Brooklyn cerca continuità dopo lo scambio Harden-Simmons

La stagione dei Nets, o meglio dire gli ultimi anni di Brooklyn, sono stati caratterizzati da un costante stato di incertezza. Al di là dello strabordante talento individuale, con il senno di poi possiamo dire che i Nets non solo abbiano fatto difficoltà, ma forse non siano mai riusciti a trovare la giusta chimica di squadra, necessaria quando il talento, e l’ego, sono di queste proporzioni.
L’intera situazione Kyrie Irving, la forma fisica di James Harden e le condizioni di Durant, hanno fatto sì che questi tre giocassero solo 16 gare insieme. Complice anche qualche infortunio di troppo, Durant si è ritrovato solo in quella serie contro i Milwaukee Bucks, e per un pelo, letteralmente, non l’ha spuntata. Il rifiuto di Irving a vaccinarsi, poi, sembra aver infastidito Harden, il quale, alla prima occasione, ha fatto sapere che quest’estate non avrebbe esercitato la player option.
Così la dirigenza Nets ha provveduto a scambiarlo, smontando un trio che, a conti fatti e per vari motivi, non ha raggiunto gli obiettivi prefissati. Lo sbarco di Ben Simmons nel newyorchese è al contempo una ventata d’aria fresca ed un punto di domanda: se l’ex point-guard dei Philadelphia 76ers riuscisse a sgomberare la mente, a Brooklyn potrebbe fare quel che gli riesce meglio, mettere in visione i compagni e difendere, senza doversi preoccupare di far canestro.
I Nets si affacciano a questa seconda metà di stagione con un assetto diverso: con il ritorno in campo di Durant sempre più vicino, Brooklyn potrebbe schierare Simmons da cinque, come point-center, ed Irving da point-guard. In questo modo, Steve Nash disporrebbe di due eccellenti trattatori del pallone, Irving e Simmons, più una serie di armi offensive che hanno contraddistinto, fino ad oggi, il gioco dei Nets.

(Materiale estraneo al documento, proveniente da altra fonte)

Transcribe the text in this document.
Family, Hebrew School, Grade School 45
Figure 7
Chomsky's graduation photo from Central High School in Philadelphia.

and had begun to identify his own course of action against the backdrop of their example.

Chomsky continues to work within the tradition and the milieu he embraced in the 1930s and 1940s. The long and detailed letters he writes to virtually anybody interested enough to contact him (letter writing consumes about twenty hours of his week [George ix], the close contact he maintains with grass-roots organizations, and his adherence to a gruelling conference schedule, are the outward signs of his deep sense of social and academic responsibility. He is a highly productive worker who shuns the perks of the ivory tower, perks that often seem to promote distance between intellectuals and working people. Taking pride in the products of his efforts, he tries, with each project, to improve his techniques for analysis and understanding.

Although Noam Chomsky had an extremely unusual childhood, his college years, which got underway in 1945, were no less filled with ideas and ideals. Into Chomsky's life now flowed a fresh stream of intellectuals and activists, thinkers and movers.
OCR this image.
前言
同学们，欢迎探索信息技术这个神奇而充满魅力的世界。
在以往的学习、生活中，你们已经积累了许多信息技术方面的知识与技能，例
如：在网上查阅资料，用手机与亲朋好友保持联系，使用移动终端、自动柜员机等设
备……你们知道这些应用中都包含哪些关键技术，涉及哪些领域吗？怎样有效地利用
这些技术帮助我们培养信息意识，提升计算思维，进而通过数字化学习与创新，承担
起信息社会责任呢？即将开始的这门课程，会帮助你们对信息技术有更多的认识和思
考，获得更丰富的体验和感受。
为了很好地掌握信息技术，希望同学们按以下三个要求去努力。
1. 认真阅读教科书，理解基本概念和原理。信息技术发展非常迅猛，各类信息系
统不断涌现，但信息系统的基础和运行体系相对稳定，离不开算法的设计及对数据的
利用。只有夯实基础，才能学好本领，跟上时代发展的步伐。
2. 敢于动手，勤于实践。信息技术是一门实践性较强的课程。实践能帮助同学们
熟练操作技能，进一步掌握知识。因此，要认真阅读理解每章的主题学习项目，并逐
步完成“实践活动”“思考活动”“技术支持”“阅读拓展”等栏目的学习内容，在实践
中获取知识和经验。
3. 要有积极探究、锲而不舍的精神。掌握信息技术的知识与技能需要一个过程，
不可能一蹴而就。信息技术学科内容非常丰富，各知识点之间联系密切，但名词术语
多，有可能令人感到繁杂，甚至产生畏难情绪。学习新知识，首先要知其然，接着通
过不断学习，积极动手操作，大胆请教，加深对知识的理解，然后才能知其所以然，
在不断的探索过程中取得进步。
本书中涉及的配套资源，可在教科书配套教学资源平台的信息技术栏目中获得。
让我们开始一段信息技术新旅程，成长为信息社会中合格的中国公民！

Al momento, Brooklyn è ottava a Est causa 28 sconfitte su 59 partite disputate. Queste ultime venti gare fungeranno da rodaggio e, perché no, da assestamento in classifica.
Lakers: LeBron e le condizioni fisiche precarie di Anthony Davis

La stagione dei Lakers è stata, e probabilmente continuerà ad essere, tumultuosa e confusionaria. Tralasciando Russell Westbrook ed il suo inserimento in squadra, un rebus forse irrisolvibile, Los Angeles si ritrova alle prese con una problematica che non solo li afflige da tempo, ma potrebbe prendere risvolti inaspettati: le condizioni fisiche di Anthony Davis.
E’ innegabile che l’ex lungo dei New Orleans Pelicans stia vivendo un vero calvario: il 19 dicembre Davis va a terra per una distorsione al ginocchio sinistro, rimarrà ai box per circa un mese. Dopo 17 gare saltate, torna contro Brooklyn, mette su una serie di partite di buon livello e le speranze dei tifosi Lakers, anche se per poco, si riaccendono. Il 17 febbraio contro gli Utah Jazz, Davis è ancora a terra dolorante sul parquet: distorsione alla caviglia destra, altre 4 settimane di stop.
Davis ha preso parte a 37 incontri su 58 quest’anno, mentre la stagione precedente, in cui i Lakers vennero eliminati al primo turno dai Suns, ne ha giocate solo 36. A questo punto, i losangelini non hanno altro da fare che rivolgersi, per l’ennesima volta, a LeBron James, a cui toccherà il compito di trascinare una squadra abbastanza disfunzionale a 37 anni d’età.
Per quanto si confidi nelle innegabili capacità del nativo di Akron, sarebbe un miracolo se Los Angeles riuscisse a sorprendere tutti ai playoffs, cancellando la reputazione che si è costruita in stagione regolare. E’ probabile che i Lakers stiano già guardando alla free agency, dove bisognerà prendere una decisione importante circa il futuro di Westbrook e di Davis.
Per il momento, rimaniamo a guardare cosa faranno i Los Angeles Lakers in questa seconda parte di stagione.